Transaction Rounding Overview
In light of the discontinuation of penny production by the U.S. Treasury and the resulting nationwide shortage, we have updated OnTrac to include a function to round all cash payments to the nearest nickel. This is based on a proposed bill called the Common Cents Act.
What is the bill
- The legislation is called the Common Cents Act.
- Its primary goals:
- Direct the United States Department of the Treasury to stop minting the penny (one-cent coin) for general circulation.
- Require that cash transactions be rounded up or down to the nearest five cents (i.e., the nearest nickel) — effectively replacing pennies with a nickel-based rounding system.
- The rationale: producing pennies has become economically wasteful — the cost of minting a penny significantly exceeds its face value.
- The bill also preserves status of existing pennies: any penny minted before enactment remains legal tender.
Key details of how rounding works (and what’s proposed)
- The rounding applies only to cash payments — electronic payments (credit cards, digital wallets, etc.) are not affected.
- The proposed standard rounding method is “symmetric” rounding:
- If the total ends in 1 or 2 cents → round down to the previous nickel (e.g. $4.02 → $4.00)
- If it ends in 3 or 4 cents → round up to next nickel ($4.03 or $4.04 → $4.05)
- If it ends in 6 or 7 cents → round down to 5 cents ($4.06 → $4.05)
- If it ends in 8 or 9 cents → round up to the next nickel/dime (e.g. $4.08 → $4.10)
- Transactions ending in 0 or 5 cents remain unchanged.
- According to economic-analysis (e.g. from the Federal Reserve Bank of Richmond), this rounding will likely have a negligible impact on inflation overall; the so-called “rounding tax” — extra cost to consumers due to rounding up — is estimated to be very small.
Where to read the full language
- The full bill text is available on the official U.S. Congress legislation site: under H.R. 3074 — the Common Cents Act.
- The text comes in multiple formats (HTML, PDF, TXT) on that page.

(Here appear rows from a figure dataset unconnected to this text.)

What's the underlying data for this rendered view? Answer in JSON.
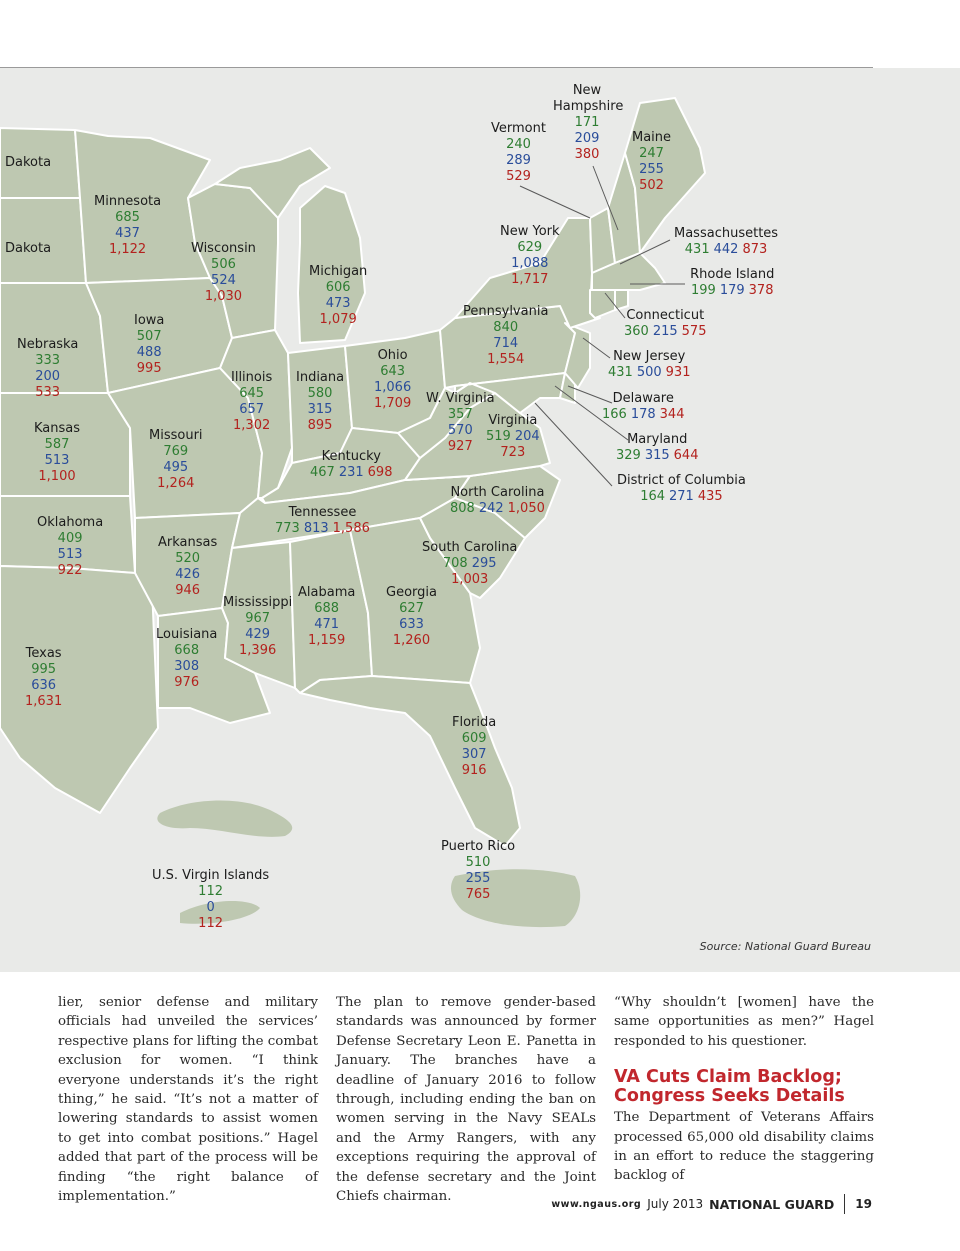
{
  "source": "Source: National Guard Bureau",
  "states": [
    {
      "name": "Dakota"
    },
    {
      "name": "Dakota"
    },
    {
      "name": "Minnesota",
      "values": [
        "685",
        "437",
        "1,122"
      ]
    },
    {
      "name": "Wisconsin",
      "values": [
        "506",
        "524",
        "1,030"
      ]
    },
    {
      "name": "Michigan",
      "values": [
        "606",
        "473",
        "1,079"
      ]
    },
    {
      "name": "Iowa",
      "values": [
        "507",
        "488",
        "995"
      ]
    },
    {
      "name": "Nebraska",
      "values": [
        "333",
        "200",
        "533"
      ]
    },
    {
      "name": "Illinois",
      "values": [
        "645",
        "657",
        "1,302"
      ]
    },
    {
      "name": "Indiana",
      "values": [
        "580",
        "315",
        "895"
      ]
    },
    {
      "name": "Ohio",
      "values": [
        "643",
        "1,066",
        "1,709"
      ]
    },
    {
      "name": "Kansas",
      "values": [
        "587",
        "513",
        "1,100"
      ]
    },
    {
      "name": "Missouri",
      "values": [
        "769",
        "495",
        "1,264"
      ]
    },
    {
      "name": "Kentucky",
      "values": [
        "467",
        "231",
        "698"
      ]
    },
    {
      "name": "W. Virginia",
      "values": [
        "357",
        "570",
        "927"
      ]
    },
    {
      "name": "Virginia",
      "values": [
        "519",
        "204",
        "723"
      ]
    },
    {
      "name": "Pennsylvania",
      "values": [
        "840",
        "714",
        "1,554"
      ]
    },
    {
      "name": "New York",
      "values": [
        "629",
        "1,088",
        "1,717"
      ]
    },
    {
      "name": "Vermont",
      "values": [
        "240",
        "289",
        "529"
      ]
    },
    {
      "name": "New Hampshire",
      "values": [
        "171",
        "209",
        "380"
      ]
    },
    {
      "name": "Maine",
      "values": [
        "247",
        "255",
        "502"
      ]
    },
    {
      "name": "Massachusettes",
      "values": [
        "431",
        "442",
        "873"
      ]
    },
    {
      "name": "Rhode Island",
      "values": [
        "199",
        "179",
        "378"
      ]
    },
    {
      "name": "Connecticut",
      "values": [
        "360",
        "215",
        "575"
      ]
    },
    {
      "name": "New Jersey",
      "values": [
        "431",
        "500",
        "931"
      ]
    },
    {
      "name": "Delaware",
      "values": [
        "166",
        "178",
        "344"
      ]
    },
    {
      "name": "Maryland",
      "values": [
        "329",
        "315",
        "644"
      ]
    },
    {
      "name": "District of Columbia",
      "values": [
        "164",
        "271",
        "435"
      ]
    },
    {
      "name": "North Carolina",
      "values": [
        "808",
        "242",
        "1,050"
      ]
    },
    {
      "name": "Tennessee",
      "values": [
        "773",
        "813",
        "1,586"
      ]
    },
    {
      "name": "Oklahoma",
      "values": [
        "409",
        "513",
        "922"
      ]
    },
    {
      "name": "Arkansas",
      "values": [
        "520",
        "426",
        "946"
      ]
    },
    {
      "name": "South Carolina",
      "values": [
        "708",
        "295",
        "1,003"
      ]
    },
    {
      "name": "Mississippi",
      "values": [
        "967",
        "429",
        "1,396"
      ]
    },
    {
      "name": "Alabama",
      "values": [
        "688",
        "471",
        "1,159"
      ]
    },
    {
      "name": "Georgia",
      "values": [
        "627",
        "633",
        "1,260"
      ]
    },
    {
      "name": "Louisiana",
      "values": [
        "668",
        "308",
        "976"
      ]
    },
    {
      "name": "Texas",
      "values": [
        "995",
        "636",
        "1,631"
      ]
    },
    {
      "name": "Florida",
      "values": [
        "609",
        "307",
        "916"
      ]
    },
    {
      "name": "Puerto Rico",
      "values": [
        "510",
        "255",
        "765"
      ]
    },
    {
      "name": "U.S. Virgin Islands",
      "values": [
        "112",
        "0",
        "112"
      ]
    }
  ],
  "colors": {
    "first": "#2e7d32",
    "second": "#2a4d9a",
    "total": "#b3221e",
    "land": "#bec8b1",
    "water": "#e9eae8"
  },
  "article": {
    "col1": "lier, senior defense and military officials had unveiled the services’ respective plans for lifting the combat exclusion for women. “I think everyone understands it’s the right thing,” he said. “It’s not a matter of lowering standards to assist women to get into combat positions.” Hagel added that part of the process will be finding “the right balance of implementation.”",
    "col2": "The plan to remove gender-based standards was announced by former Defense Secretary Leon E. Panetta in January. The branches have a deadline of January 2016 to follow through, including ending the ban on women serving in the Navy SEALs and the Army Rangers, with any exceptions requiring the approval of the defense secretary and the Joint Chiefs chairman.",
    "col3": "“Why shouldn’t [women] have the same opportunities as men?” Hagel responded to his questioner.",
    "headline": "VA Cuts Claim Backlog; Congress Seeks Details",
    "col3b": "The Department of Veterans Affairs processed 65,000 old disability claims in an effort to reduce the staggering backlog of"
  },
  "footer": {
    "url": "www.ngaus.org",
    "date": "July 2013",
    "magazine": "NATIONAL GUARD",
    "page": "19"
  }
}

- A helpful explainer page (from the bill’s sponsors) summarizing its background and intent is also available.
What’s not settled — yet
- The bill has been introduced and reported in the House (as of September 2025) — but as of now it is not law.
- Because no federal guidance existed until now, some retailers began unilaterally rounding — leading to confusion, operational headaches, and even potential legal risk.